Well, I enjoyed it enough to get the purchase price out of it. But I can't call it good.
They'd designed it to look and play like one of the old Gradius arcade games. The problem with that was the the old Gradius arcade game sounded like this. When they made the home versions of the games, they had to pare down the soundtrack to make it work on the consoles, and it was far, far, nicer. Even the laughably primitive NES port had a better-sounding version of the soundtrack. (You'll have to skip ahead to 0:30 or so for the music to show up.)

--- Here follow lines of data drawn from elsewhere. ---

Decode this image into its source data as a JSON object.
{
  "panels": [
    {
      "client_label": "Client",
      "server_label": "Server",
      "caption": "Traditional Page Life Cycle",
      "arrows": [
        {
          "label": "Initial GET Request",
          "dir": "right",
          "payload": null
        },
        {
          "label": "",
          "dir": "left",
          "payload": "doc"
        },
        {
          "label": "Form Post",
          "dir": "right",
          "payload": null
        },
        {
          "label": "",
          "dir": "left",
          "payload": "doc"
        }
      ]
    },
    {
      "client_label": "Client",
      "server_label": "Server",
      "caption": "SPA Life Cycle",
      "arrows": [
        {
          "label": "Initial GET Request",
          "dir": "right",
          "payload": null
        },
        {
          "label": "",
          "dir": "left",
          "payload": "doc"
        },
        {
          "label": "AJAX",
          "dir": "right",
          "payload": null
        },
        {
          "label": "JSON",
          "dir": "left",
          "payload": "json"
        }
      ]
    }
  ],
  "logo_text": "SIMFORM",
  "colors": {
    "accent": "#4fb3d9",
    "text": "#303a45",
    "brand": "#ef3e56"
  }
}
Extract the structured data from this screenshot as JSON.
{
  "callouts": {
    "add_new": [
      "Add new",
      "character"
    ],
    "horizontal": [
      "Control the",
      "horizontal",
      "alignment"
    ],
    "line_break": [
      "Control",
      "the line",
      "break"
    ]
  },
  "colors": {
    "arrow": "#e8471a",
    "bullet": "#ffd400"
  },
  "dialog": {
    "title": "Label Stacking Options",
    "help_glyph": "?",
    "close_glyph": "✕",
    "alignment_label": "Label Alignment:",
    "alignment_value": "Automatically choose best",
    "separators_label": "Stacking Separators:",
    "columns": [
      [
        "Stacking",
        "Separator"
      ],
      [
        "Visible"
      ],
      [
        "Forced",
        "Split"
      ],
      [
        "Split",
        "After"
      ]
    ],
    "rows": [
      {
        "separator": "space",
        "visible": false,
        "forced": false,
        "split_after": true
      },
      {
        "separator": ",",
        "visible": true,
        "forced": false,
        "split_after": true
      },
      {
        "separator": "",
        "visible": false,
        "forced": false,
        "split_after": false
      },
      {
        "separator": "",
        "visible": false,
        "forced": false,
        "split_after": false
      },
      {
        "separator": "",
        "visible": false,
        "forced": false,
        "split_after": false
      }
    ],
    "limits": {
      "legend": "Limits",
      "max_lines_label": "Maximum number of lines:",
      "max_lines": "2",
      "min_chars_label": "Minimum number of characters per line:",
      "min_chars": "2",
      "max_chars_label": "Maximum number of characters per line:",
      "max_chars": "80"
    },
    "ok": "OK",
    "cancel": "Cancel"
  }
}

So, when they decided to apply an old-school aesthetic to Gradius Rebirth, guess which one they picked? The wrong one. (Standalone version here.) For comparison, here is the theme from Gradius II that they were "reimagining" there. Much cleaner, much nicer, and if you were a Certain Age, you'll notice from the first 15 seconds that they're clearly using the same basic sound engine that they used for Simon's Quest and have the same sort of compositional fads in the musical themes.
Meanwhile, a year earlier, Capcom released Mega Man 9, complete with awesomely terrible box art, "Ultrasound graphics synthesis", and an "8-bit Fidelity Engine". It looked, sounded, and played as if it could have been an NES game. (Mostly. There are a couple of places where they cheat a little with crossfades, and a couple of places where the NES might not have been able to handle that much animation. But you have to both be looking for it and have deep technical knowledge of the console to notice.) Here's the soundtrack to one of the stages. Granted, Capcom didn't have a choice of style to match when they decided to take Mega Man retro; but they could have flubbed the execution and didn't.
The short form of this? Just because you've decided to look like you're an artifact of an earlier era doesn't mean you don't still have to get it right; at best, it merely means that "getting it right" isn't a ten million dollar project.